The directory «Artists»
Alexander Orlowski was born in Warsaw into a well-to-do Polish family; his father had an inn in the small provincial town of Sedlitz. There, the boy met princess Isabella Czartoryskich, who was impressed by the boy’s pictures. She sent Alexander, in 1793, for professional training to the Warsaw studio of J.-P. Norblin and M. Boccarelli, the court painter of the princes of Czartoryskichs.
The early, Warsaw period, of his artistic activity is marked with an interest for the national liberation movement of the Polish people under the leadership of Thaddeus Kościuszko. In 1794, Orlowski was a volunteer in a partisan group of Kościuszko. After the defeat of the liberation movement, Orlowski for some time worked with a troupe of traveling actors. In 1802, he moved to Lithuania, and then came to St. Petersburg, where he lived to the end of his life. Under the patronage of prince A. Czartoryskich, he was admitted into the service of the Grand Duke Constantin Pavlovich.
A talented painter, draftsman and graphic artist, Orlowski created a lot of graphic works, pastels, and watercolors of romantic character. In 1809, he was awarded the title of Academician. Genre watercolors depicting working people and scenes from the life of the high society showed us the life of St. Petersburg of the time. Portraiture takes up a big part of his activities. In 1816, Orlowski, one of the first, tried lithography and published several series of lithographic works, which were appreciated by his contemporaries.
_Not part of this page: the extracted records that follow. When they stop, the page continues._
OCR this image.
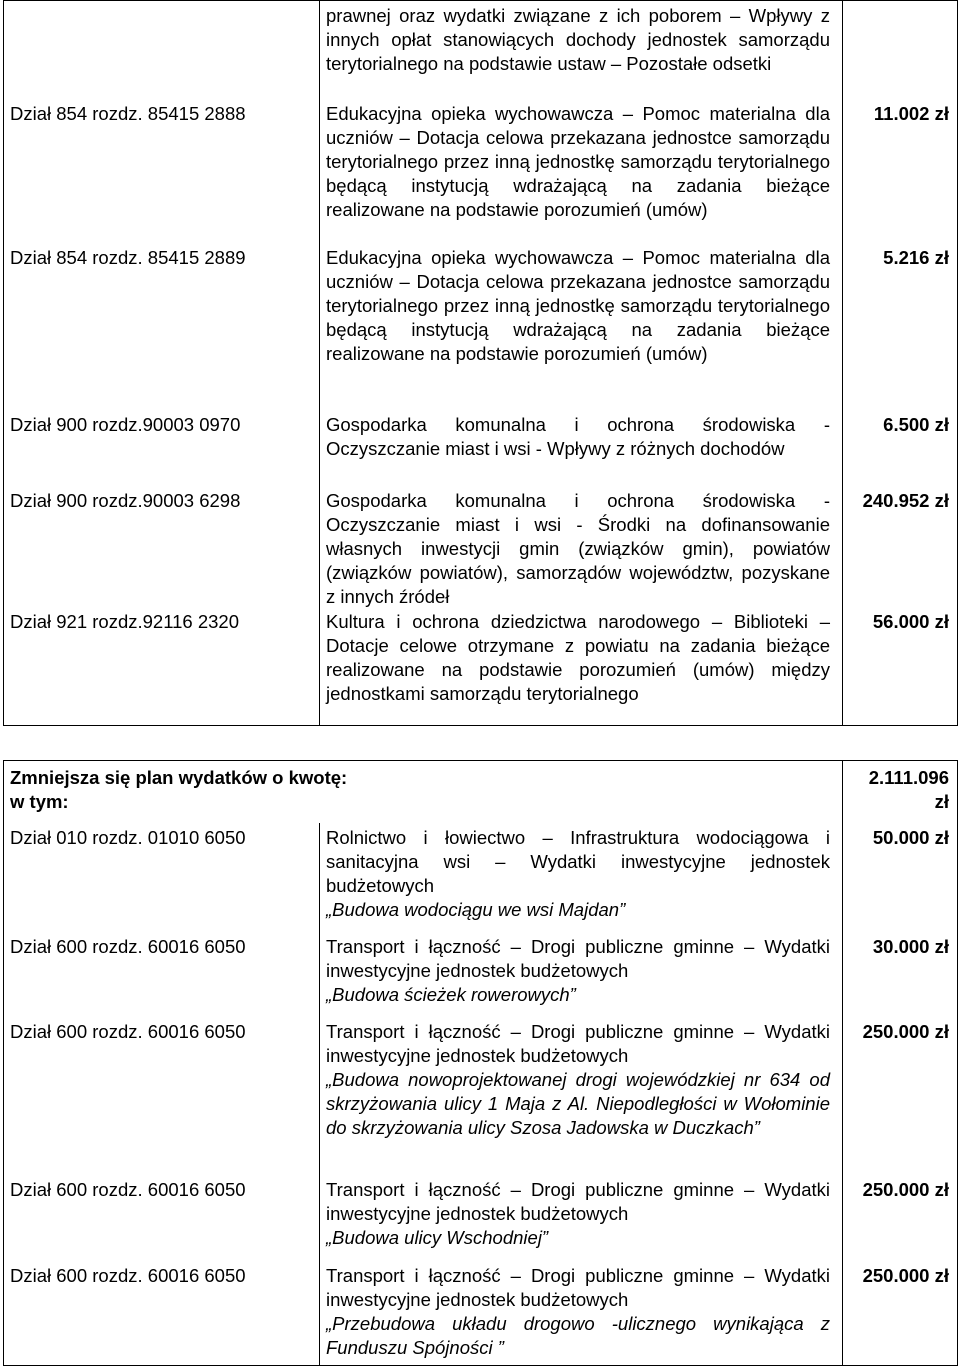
prawnej oraz wydatki związane z ich poborem – Wpływy z innych opłat stanowiących dochody jednostek samorządu terytorialnego na podstawie ustaw – Pozostałe odsetki
Dział 854 rozdz. 85415 2888	Edukacyjna opieka wychowawcza – Pomoc materialna dla uczniów – Dotacja celowa przekazana jednostce samorządu terytorialnego przez inną jednostkę samorządu terytorialnego będącą instytucją wdrażającą na zadania bieżące realizowane na podstawie porozumień (umów)
11.002 zł
Dział 854 rozdz. 85415 2889	Edukacyjna opieka wychowawcza – Pomoc materialna dla uczniów – Dotacja celowa przekazana jednostce samorządu terytorialnego przez inną jednostkę samorządu terytorialnego będącą instytucją wdrażającą na zadania bieżące realizowane na podstawie porozumień (umów)
5.216 zł
Dział 900 rozdz.90003 0970	Gospodarka komunalna i ochrona środowiska - Oczyszczanie miast i wsi - Wpływy z różnych dochodów
6.500 zł
Dział 900 rozdz.90003 6298	Gospodarka komunalna i ochrona środowiska - Oczyszczanie miast i wsi - Środki na dofinansowanie własnych inwestycji gmin (związków gmin), powiatów (związków powiatów), samorządów województw, pozyskane z innych źródeł
240.952 zł
Dział 921 rozdz.92116 2320	Kultura i ochrona dziedzictwa narodowego – Biblioteki – Dotacje celowe otrzymane z powiatu na zadania bieżące realizowane na podstawie porozumień (umów) między jednostkami samorządu terytorialnego
56.000 zł
Zmniejsza się plan wydatków o kwotę:
w tym:
2.111.096
zł
Dział 010 rozdz. 01010 6050	Rolnictwo i łowiectwo – Infrastruktura wodociągowa i sanitacyjna wsi – Wydatki inwestycyjne jednostek budżetowych
„Budowa wodociągu we wsi Majdan”
50.000 zł
Dział 600 rozdz. 60016 6050	Transport i łączność – Drogi publiczne gminne – Wydatki inwestycyjne jednostek budżetowych
„Budowa ścieżek rowerowych”
30.000 zł
Dział 600 rozdz. 60016 6050	Transport i łączność – Drogi publiczne gminne – Wydatki inwestycyjne jednostek budżetowych
„Budowa nowoprojektowanej drogi wojewódzkiej nr 634 od skrzyżowania ulicy 1 Maja z Al. Niepodległości w Wołominie do skrzyżowania ulicy Szosa Jadowska w Duczkach”
250.000 zł
Dział 600 rozdz. 60016 6050	Transport i łączność – Drogi publiczne gminne – Wydatki inwestycyjne jednostek budżetowych
„Budowa ulicy Wschodniej”
250.000 zł
Dział 600 rozdz. 60016 6050	Transport i łączność – Drogi publiczne gminne – Wydatki inwestycyjne jednostek budżetowych
„Przebudowa układu drogowo -ulicznego wynikająca z Funduszu Spójności ”
250.000 zł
After 1819 he worked as a graphic artist for the Topographic Department of the Army Headquarters. He traveled much throughout Russia and created many genre and battle pictures, as well as portraits of his contemporaries. In Russia, the painter was called Alexander Osipovich Orlowski.
The painter was a member of a maison loge, forbidden by Alexander I, he was friends with the progressive Russian intellectuals: Ivan Krylov, Alexander Pushkin, Petr Vyasemsky, Denis Davydov, and others.
Orlowski died in St. Petersburg in 1832.